UNRWA was established in 1949 to provide help to some 5 million registered Palestinian refugees. Robert Turner is leaving his post after three years as the agency's Gaza director. DW talked to him about his experiences.
DW: You have been running the Gaza-office operations for UNRWA for the past three years. What do you think about your time in Gaza?
Robert Turner: It is easy to despair about Gaza, it is easy to look at all the problems and think, this can never be resolved. But you also say, look these people are remarkably resilient, they have been through a lot and if there is an opportunity they will take advantage of it. They will create opportunities. I am going to leave here very reluctantly in a way, because it has been such a remarkable experience but with some optimism that things can improve.
It is also a challenging work environment. You've experienced two wars, one in 2012 and you were in Gaza during the conflict last summer which lasted 51 days.
We thought that the 2012 war was quite difficult until we had the 2014 one and then we thought well actually we thought that the 2012 one was a 'piece of cake' in comparison. Particularly last summer was in many ways absolutely horrible. I think our response was remarkable, the response of the staff was remarkable and to have the opportunity to be part of that is something that I will never forget. They did an absolutely amazing job under extremely difficult conditions in a very dangerous context but they showed up - more than 5,000 people showed up for work every day to make sure that people were taken care of. It has been the most challenging but certainly the most rewarding job that I ever had and it will probably remain the most challenging and rewarding no matter what I ever do after that.
How would you describe the situation in Gaza now, one year after the last war ended?
I think overall the conditions for most people in Gaza are worse than they were a year ago.

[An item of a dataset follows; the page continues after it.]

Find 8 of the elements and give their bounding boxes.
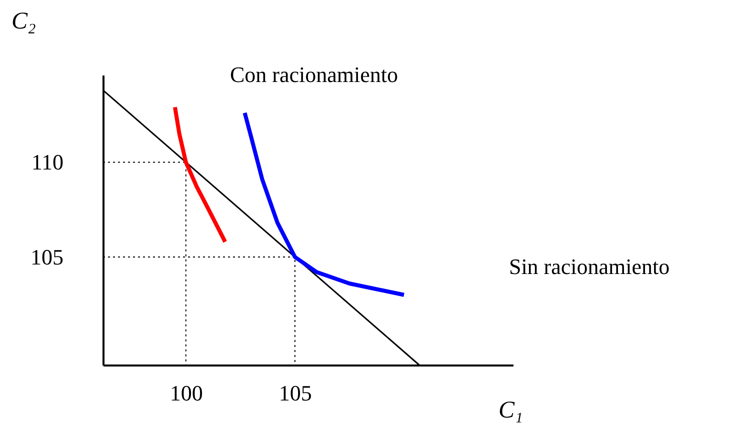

The humanitarian situation has not improved, the unemployment and poverty have not improved and on top of all of that you overlay all of the damage, the physical and psychological damage from last summer's conflict.
Many people in Gaza say that they don't get enough help, reconstruction is very slow, especially for those who lost their homes during last summer's conflict.
There are two different groups, there is those who have damage to their homes and they need funds to repair and there are those whose homes were totally destroyed and need funds for reconstruction. For repair it is simply a funding issue. We just don't have enough money. We have spent for repair and rental subsidies and we assisted more than 60,000 families. And if we could spend tens of millions more we could spend it almost immediately. For those whose homes were totally demolished there have been technical issues as well as funding issues. Now, the technical issues have been resolved, in the sense that the residential stream of the Gaza Reconstruction Mechanism is now in place, so we can now submit clearance for homes to be completely rebuild. We were able to submit the first tranche of names recently, the first group was approved and last week we made the first payments. It is only 35 families this week - but it is a start.
Has there been a change in the Israeli approach?
Without being able to see what crystal ball they are using, there is a reflection and recognition that conditions need to change and approaches need to change. And you see them in public statements by some Israeli officials that there is an understanding that for Israelis to have security, the conditions in Gaza need to improve for the Palestinians. When I talked to Israelis before the war last year, and we talked about the things that needed to happen to avoid a conflict, all of those things I was told were impossible and these things are now happening. The scale is not enough, but the fact that they are happening is really significant. And I think they are taking some politically courageous steps and we hope that these will be accelerated, expanded and continued.
Over the past decade more and more people have become dependent on UNRWA's assistance programs for Palestinian refugees. The organization is facing severe budgetary problems itself. How does this financial strain affect your work on the ground?
We have different funding issues. We are still seeking more funding for the reconstruction program. And we have some significant support coming from Germany, and the second is for our general fund from which we fund our human development activities, from which we fund our schools, our health clinics, solid waste collection and things like that. In our general fund, we are facing a deficit of $101 million and it is an unprecedented deficit, it has never been this high. We had to take some very difficult decisions to control costs, including reducing international short term staff, freezing recruitment, we are looking at increasing the average class sizes, so there will be more kids per class, so we have fewer teachers. So we are looking at reducing costs but we also have to find more income.
After three years in Gaza, what will take with you from here?
One of the things that I learned here really is humility. In a couple of ways. One is being amongst the Palestinian people in Gaza and seeing what they have been enduring over the past eight years and despite the difficulties, and I think, there are people who are giving up hope, but in general they have not succumbed to the despair that I think would have been entirely justified by the situation.
There is an anecdote from the war of 2012 that I always remember. I went to our health clinic in the city center to visit the staff and see how they were doing. And there was a group of young women with their babies. So I asked the doctor, what are these women doing here, and he said, well they called to see if the clinic is open and they brought their babies in to get their vaccines. I always thought this is entirely extraordinary, we talk about resilient communities, here you had these women, in the middle of the war, bringing their babies to be immunized. This is such an example of a population that can adapt, a population that is so steadfast, I think it is really remarkable.
Robert Turner took on the post as UNRWA's Gaza director in 2012 and served during two conflicts.